Les Grands moulins de Paris utilisent le DIF pour réduire les inégalités d’accès à la formation

Par - Le 22 mars 2011.

La journée de conférence organisée le 17 mars 2011 par le groupe Demos, et qui a précédé la remise des Trophées du DIF 2011, a laissé la place aux témoignages d’entreprises candidates à ce prix. L’entreprise Grands moulins de Paris, filiale du groupe Nutrixo, a mis en œuvre en 2010 une formation, dans le cadre du DIF, pour ses opérateurs du site de Gennevilliers.
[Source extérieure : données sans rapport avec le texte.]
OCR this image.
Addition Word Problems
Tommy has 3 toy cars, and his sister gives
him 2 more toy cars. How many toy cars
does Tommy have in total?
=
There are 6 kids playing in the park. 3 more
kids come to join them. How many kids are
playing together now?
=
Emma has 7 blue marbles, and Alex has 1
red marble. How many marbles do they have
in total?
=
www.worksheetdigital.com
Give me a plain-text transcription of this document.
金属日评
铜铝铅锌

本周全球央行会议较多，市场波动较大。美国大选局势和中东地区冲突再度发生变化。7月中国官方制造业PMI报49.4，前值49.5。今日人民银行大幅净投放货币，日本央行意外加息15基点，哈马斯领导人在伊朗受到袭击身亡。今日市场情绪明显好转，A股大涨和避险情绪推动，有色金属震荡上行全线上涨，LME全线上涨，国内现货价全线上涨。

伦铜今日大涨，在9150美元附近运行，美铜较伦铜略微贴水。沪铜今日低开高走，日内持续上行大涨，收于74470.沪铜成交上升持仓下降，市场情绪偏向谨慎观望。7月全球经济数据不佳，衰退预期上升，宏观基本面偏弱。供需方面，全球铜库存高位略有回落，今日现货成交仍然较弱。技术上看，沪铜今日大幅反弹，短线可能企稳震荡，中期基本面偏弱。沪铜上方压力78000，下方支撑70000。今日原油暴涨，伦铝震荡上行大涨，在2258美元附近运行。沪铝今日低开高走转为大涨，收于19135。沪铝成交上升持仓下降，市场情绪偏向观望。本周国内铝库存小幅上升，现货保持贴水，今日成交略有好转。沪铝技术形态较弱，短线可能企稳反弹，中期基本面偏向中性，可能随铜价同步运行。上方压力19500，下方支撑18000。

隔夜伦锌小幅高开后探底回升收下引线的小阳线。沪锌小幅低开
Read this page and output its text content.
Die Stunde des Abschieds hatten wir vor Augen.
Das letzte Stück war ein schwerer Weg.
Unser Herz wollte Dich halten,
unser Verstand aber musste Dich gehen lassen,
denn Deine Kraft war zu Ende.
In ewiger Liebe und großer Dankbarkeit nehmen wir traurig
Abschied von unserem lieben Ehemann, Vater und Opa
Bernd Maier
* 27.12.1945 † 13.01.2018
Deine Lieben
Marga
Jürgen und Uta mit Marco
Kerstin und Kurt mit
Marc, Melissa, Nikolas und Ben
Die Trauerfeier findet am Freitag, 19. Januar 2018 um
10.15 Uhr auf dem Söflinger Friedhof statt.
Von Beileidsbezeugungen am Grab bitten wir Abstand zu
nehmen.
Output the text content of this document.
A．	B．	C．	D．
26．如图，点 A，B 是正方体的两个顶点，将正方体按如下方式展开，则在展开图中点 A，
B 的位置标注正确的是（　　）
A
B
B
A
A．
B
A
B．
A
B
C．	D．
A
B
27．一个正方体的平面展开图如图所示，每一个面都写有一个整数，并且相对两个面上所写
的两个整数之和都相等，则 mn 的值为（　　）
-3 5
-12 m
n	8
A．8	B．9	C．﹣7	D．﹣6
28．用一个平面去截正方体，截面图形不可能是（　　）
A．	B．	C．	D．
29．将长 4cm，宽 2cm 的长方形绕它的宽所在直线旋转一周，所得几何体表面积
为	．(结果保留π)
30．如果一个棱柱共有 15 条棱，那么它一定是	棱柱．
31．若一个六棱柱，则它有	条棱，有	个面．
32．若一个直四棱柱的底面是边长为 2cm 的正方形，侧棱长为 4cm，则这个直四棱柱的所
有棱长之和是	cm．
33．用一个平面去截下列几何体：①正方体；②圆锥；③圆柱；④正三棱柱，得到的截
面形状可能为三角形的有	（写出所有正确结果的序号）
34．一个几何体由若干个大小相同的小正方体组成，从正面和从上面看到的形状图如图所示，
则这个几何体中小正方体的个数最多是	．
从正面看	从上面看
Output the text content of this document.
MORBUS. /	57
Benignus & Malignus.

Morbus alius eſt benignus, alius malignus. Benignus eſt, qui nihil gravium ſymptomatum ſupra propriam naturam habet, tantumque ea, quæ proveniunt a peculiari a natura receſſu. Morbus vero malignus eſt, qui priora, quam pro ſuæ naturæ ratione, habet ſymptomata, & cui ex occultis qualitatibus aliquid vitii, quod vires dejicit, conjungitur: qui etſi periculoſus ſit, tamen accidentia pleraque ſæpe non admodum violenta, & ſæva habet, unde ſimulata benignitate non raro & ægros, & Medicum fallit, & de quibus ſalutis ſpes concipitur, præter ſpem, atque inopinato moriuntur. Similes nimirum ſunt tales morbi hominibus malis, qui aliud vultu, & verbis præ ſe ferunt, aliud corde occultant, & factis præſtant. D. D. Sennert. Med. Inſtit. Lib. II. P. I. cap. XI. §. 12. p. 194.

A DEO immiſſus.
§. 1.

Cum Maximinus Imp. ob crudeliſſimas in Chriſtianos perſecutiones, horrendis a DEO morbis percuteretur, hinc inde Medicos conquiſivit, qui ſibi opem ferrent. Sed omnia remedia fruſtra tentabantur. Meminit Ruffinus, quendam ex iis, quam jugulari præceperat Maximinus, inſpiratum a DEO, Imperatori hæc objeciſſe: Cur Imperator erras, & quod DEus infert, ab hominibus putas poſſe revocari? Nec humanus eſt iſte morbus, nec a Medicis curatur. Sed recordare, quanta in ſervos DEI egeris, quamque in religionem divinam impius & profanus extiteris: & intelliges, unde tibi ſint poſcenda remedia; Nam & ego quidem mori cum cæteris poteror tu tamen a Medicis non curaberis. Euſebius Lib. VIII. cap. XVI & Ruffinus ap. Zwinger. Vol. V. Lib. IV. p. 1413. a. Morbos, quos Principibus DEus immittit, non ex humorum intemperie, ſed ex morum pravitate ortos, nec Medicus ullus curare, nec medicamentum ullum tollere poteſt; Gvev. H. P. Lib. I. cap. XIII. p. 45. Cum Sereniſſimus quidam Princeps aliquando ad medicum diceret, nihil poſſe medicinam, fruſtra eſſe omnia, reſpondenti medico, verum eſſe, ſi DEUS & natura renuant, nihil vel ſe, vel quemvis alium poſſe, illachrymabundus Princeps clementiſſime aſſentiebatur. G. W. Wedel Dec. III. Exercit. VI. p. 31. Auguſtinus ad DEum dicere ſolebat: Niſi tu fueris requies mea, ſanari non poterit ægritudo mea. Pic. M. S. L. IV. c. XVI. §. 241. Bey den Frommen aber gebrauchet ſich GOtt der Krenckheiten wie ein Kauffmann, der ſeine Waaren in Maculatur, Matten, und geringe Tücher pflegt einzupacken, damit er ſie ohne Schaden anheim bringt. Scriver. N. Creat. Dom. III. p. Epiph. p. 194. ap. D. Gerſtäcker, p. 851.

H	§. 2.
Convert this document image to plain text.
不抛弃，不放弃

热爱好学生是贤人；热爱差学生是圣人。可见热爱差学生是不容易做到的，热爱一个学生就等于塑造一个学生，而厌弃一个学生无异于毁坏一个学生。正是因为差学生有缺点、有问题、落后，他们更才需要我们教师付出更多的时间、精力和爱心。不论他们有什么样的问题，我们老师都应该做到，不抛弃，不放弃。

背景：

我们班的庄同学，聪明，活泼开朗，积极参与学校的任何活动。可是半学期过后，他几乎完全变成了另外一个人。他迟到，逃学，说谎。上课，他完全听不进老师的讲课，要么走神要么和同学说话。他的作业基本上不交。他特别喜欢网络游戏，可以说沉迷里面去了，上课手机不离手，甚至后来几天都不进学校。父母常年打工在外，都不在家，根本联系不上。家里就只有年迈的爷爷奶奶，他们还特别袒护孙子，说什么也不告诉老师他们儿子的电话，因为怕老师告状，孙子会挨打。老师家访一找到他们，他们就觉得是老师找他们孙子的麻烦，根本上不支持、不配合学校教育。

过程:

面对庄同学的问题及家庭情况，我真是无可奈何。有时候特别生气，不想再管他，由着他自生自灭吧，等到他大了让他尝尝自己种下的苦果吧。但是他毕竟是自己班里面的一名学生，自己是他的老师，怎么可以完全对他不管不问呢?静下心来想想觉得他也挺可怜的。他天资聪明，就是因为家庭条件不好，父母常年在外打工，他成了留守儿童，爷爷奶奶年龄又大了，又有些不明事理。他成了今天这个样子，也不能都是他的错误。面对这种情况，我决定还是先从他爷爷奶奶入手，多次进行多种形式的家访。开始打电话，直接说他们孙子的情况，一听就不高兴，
Ce site compte 250 salariés, soit 40 % d’ouvriers et 60 % de cadres et agents de maîtrise.

Le taux de DIF était de 0 % en 2006 et il est passé à 25 % en 2010. « Nous avons élaboré une formation intitulée “Améliorez votre français” pour une catégorie de salariés très éloignés de la formation. Il s’agit d’un perfectionnement en français ou d’un apprentissage du français pour nos salariés d’origine étrangère », a indiqué Anne Roux, chargée de formation régions au sein des Grands moulins de Paris. « Au total, 12 personnes ont bénéficié de cette formation basée sur le volontariat. Des groupes de 1 à 3 participants, répartis par niveau, ont bénéficié de 30 heures de formation au total, mises en œuvre à raison d’1,5 heure par semaine, plus 30 heures de travail personnel », a-t-elle précisé.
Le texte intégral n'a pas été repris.